GGM is an early-onset disease, which presents in the infant with severe watery diarrhea after breast-feeding or bottle feeding and with possible signs of wasting. The osmotic diarrhea leads to dehydration and metabolic acidosis and can be fatal within weeks. A mild glicosuria is also present. All symptoms are reversed when glucose and galactose (and sugars containing them, such as lactose) are eliminated from the diet. The individual is otherwise normal.

Screening and Diagnosis

GGM cases amount to a few hundred worldwide and present with diarrhea since birth and failure to thrive. Since this clinical picture overlaps that of intestinal disaccharidase deficiency, the diagnosis is also based on family history and laboratory investigations, including blood glucose and galactose levels and hydrogen breath test after a load of glucose or galactose. Small-intestinal biopsy, histology, and small-intestinal enzyme assays are documented in various GGM studies. Prenatal diagnosis using EcoRV restriction digestion has been performed in two pregnancies in a consanguineous family.

Treatment and Therapy

The therapy of GGM consists of the removal of glucose, galactose, and complex sugars containing glucose and galactose units from the diet. The diarrhea disappears immediately after the offending sugars are eliminated. In the GGM infant formula, fructose has been successfully used as a substitute sugar. Lifelong sugar substitution (fructose and xylose are well absorbed) allows the child to thrive and to lead a normal life as an adult.

Prevention and Outcomes

There is no effective means of prevention for GGM. Genetic counseling should always be available for the kin of a GGM patient. Newborns with GGM grow and thrive if the offending sugars are eliminated. In some cases, tolerance to glucose may slightly improve with age. Neither the condition nor the lifelong dietary precautions seem to have negative effects on GGM subjects throughout adulthood.

Bibliography

Genetics Home Reference. "Glucose Galactose Malabsorption." Genetics Home Reference. US NLM, 21 July 2014. Web. 24 July 2014.

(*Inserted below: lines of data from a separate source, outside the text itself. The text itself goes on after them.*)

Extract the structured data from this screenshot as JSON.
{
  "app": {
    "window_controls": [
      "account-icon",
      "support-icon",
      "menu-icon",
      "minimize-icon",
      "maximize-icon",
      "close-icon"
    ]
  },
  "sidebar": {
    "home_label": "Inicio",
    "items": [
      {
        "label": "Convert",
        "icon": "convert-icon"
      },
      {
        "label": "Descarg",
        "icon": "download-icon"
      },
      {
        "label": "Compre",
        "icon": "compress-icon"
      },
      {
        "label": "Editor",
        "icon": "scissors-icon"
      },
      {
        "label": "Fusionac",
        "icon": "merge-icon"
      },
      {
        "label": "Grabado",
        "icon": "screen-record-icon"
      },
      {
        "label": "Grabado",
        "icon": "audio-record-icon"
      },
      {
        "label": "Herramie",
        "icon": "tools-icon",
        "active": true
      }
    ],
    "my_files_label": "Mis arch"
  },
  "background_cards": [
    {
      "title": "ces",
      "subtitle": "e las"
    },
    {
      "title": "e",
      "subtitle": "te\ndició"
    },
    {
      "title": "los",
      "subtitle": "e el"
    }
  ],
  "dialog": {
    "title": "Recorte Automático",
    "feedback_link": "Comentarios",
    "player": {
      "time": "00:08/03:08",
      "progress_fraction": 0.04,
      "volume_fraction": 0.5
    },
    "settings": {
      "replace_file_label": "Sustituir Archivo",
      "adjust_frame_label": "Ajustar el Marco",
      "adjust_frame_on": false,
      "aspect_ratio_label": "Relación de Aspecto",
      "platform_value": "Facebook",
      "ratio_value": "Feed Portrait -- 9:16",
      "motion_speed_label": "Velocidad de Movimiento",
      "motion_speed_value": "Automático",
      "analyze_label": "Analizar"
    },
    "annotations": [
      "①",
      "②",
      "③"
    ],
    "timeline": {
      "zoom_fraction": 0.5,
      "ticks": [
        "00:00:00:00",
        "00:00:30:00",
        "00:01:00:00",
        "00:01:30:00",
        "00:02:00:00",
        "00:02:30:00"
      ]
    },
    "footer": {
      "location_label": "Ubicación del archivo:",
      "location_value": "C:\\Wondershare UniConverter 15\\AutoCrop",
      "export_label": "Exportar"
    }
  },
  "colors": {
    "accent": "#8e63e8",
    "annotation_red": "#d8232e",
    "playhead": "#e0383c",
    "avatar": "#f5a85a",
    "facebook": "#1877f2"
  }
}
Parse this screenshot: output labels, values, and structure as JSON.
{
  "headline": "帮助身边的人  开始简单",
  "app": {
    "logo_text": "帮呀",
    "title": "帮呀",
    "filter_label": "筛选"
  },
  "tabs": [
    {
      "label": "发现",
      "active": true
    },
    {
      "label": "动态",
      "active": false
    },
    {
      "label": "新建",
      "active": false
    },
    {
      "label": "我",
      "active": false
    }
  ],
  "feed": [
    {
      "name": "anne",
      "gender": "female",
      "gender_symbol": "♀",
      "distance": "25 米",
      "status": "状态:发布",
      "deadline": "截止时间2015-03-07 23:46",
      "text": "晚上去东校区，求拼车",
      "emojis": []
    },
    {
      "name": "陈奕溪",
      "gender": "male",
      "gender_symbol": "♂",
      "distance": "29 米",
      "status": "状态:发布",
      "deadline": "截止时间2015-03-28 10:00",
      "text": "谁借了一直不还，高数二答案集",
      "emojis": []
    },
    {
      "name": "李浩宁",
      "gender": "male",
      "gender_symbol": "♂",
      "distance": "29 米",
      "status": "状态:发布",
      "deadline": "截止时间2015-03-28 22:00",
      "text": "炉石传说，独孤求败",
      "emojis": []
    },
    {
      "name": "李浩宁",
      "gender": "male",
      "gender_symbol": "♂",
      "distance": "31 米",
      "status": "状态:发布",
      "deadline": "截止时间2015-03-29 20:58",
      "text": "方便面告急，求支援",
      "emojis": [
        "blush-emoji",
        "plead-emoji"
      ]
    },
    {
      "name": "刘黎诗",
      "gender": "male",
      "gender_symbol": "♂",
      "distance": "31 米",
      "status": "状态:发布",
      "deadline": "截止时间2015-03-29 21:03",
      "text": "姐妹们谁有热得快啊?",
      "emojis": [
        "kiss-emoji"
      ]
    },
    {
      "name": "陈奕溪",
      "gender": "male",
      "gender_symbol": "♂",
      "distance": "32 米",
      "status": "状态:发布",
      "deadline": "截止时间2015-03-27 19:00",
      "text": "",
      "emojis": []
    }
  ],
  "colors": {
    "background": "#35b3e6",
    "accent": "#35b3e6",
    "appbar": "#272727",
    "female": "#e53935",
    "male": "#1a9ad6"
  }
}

National Center for Biotechnology Information. "Glucose Galactose Malabsorption." Genes and Disease. Bethesda: NCBI, 1998–. NCBI Bookshelf. NCBI, 15 July 2014. Web. 24 July 2014.

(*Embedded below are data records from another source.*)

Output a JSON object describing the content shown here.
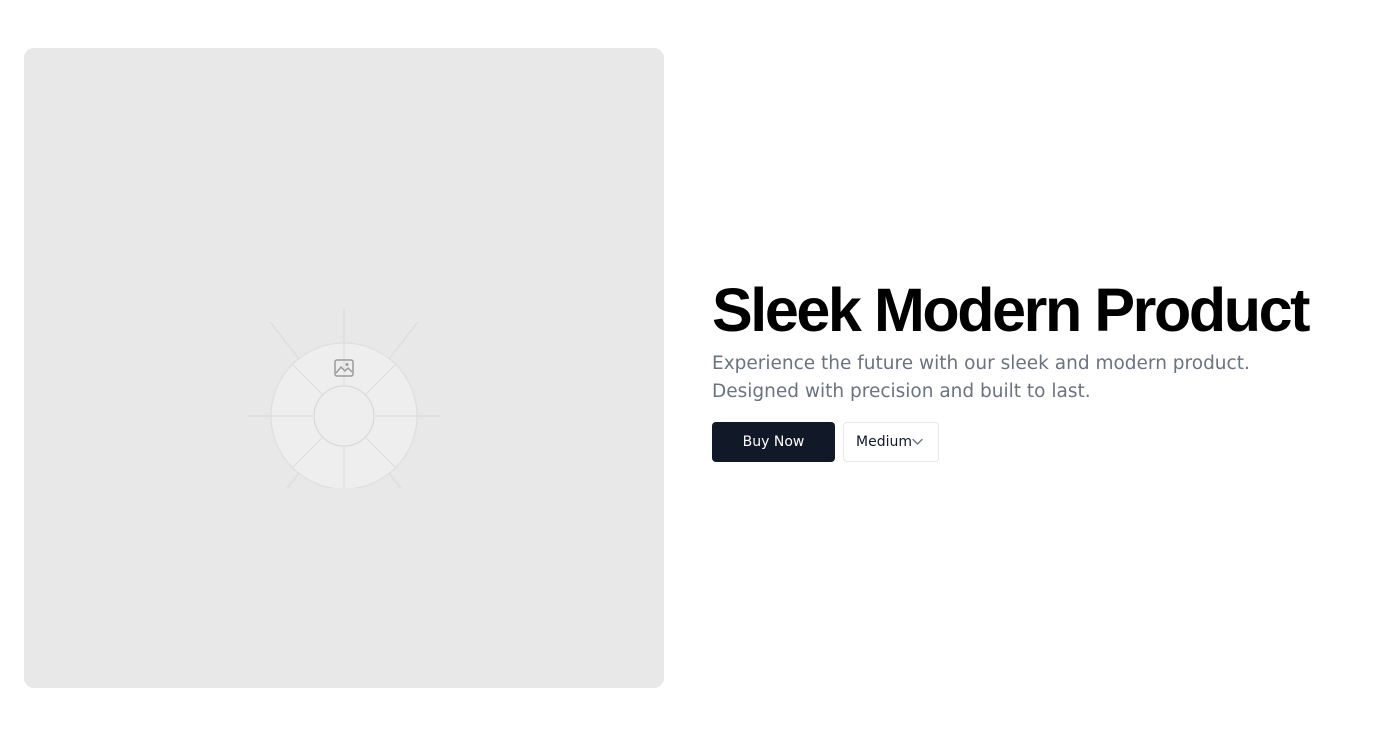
{
  "hero": {
    "image_placeholder_icon": "image-icon",
    "title": "Sleek Modern Product",
    "description": "Experience the future with our sleek and modern product. Designed with precision and built to last.",
    "buy_label": "Buy Now",
    "size_selected": "Medium",
    "size_icon": "chevron-down-icon"
  },
  "colors": {
    "image_panel_bg": "#e8e8e8",
    "title": "#000000",
    "description": "#6b7280",
    "primary_button_bg": "#111827",
    "primary_button_text": "#ffffff",
    "select_border": "#e5e7eb"
  }
}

Pomin, Vitor H. Galactose: Structure and Function in Biology and Medicine. New York: Nova, 2014. Digital file.

Vallaeys, L., et al. "Congenital Glucose-Galactose Malabsorption: A Novel Deletion within the SLC5A1 Gene." European Jour. of Pediatrics 172.3 (2013): 409–411. Digital file.

Wright, Ernest M. “Genetic Disorders of Membrane Transport: I. Glucose Galactose Malabsorption.” American Journal of Physiology, Gastrointestinal Liver Physiology 275 (1998): G879–G882. Print.

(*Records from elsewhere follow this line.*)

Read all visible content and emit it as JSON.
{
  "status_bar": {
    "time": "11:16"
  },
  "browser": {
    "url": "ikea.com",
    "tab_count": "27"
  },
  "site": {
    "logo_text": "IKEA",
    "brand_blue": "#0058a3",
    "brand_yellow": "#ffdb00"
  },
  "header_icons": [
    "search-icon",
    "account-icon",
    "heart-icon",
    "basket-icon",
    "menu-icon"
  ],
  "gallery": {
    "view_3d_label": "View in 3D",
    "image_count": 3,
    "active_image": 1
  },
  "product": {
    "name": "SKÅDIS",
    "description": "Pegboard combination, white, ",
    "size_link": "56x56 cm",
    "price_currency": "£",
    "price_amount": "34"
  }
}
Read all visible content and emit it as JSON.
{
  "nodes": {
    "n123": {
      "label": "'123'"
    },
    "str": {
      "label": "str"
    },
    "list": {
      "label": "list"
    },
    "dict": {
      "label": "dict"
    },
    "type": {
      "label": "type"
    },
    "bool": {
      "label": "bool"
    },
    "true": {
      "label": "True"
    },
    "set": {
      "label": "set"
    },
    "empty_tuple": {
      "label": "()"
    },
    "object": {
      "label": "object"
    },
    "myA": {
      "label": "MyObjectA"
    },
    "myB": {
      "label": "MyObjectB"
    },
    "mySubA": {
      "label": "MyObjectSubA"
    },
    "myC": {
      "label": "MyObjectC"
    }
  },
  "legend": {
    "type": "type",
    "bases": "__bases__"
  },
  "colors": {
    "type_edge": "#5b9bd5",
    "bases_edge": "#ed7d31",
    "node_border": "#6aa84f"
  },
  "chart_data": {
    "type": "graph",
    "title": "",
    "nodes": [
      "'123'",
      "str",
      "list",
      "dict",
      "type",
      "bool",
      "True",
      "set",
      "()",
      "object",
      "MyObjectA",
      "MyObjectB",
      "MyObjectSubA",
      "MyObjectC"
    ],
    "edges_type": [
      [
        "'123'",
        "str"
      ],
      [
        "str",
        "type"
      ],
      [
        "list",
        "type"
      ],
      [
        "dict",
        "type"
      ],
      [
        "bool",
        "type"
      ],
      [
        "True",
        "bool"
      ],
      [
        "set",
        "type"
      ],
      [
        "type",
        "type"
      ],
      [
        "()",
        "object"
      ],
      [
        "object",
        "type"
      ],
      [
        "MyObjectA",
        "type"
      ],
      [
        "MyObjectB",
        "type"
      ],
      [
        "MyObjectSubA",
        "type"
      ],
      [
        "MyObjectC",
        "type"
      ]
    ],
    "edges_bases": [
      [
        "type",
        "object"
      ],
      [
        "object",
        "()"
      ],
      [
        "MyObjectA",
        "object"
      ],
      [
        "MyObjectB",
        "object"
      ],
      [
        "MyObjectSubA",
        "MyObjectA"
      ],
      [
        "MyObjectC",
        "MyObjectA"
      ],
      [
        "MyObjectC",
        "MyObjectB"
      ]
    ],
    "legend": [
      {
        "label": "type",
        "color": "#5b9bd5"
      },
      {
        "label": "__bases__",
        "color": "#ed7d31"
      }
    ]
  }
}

Wright, Ernest M., Bruce A. Hirayama, and Donald F. Loo. “Active Sugar Transport in Health and Disease.” Journal of Internal Medicine 261 (2007): 32–43. Print.

Wright, Ernest M., Martin G. Martin, and Eric Turk. “Familial Glucose-Galactose Malabsorption and Hereditary Renal Glycosuria.” The Metabolic and Molecular Bases of Inherited Disease. Ed. Scriver, Charles R., et al. 8th ed. New York: McGraw, 2001: 4891–4908. Print.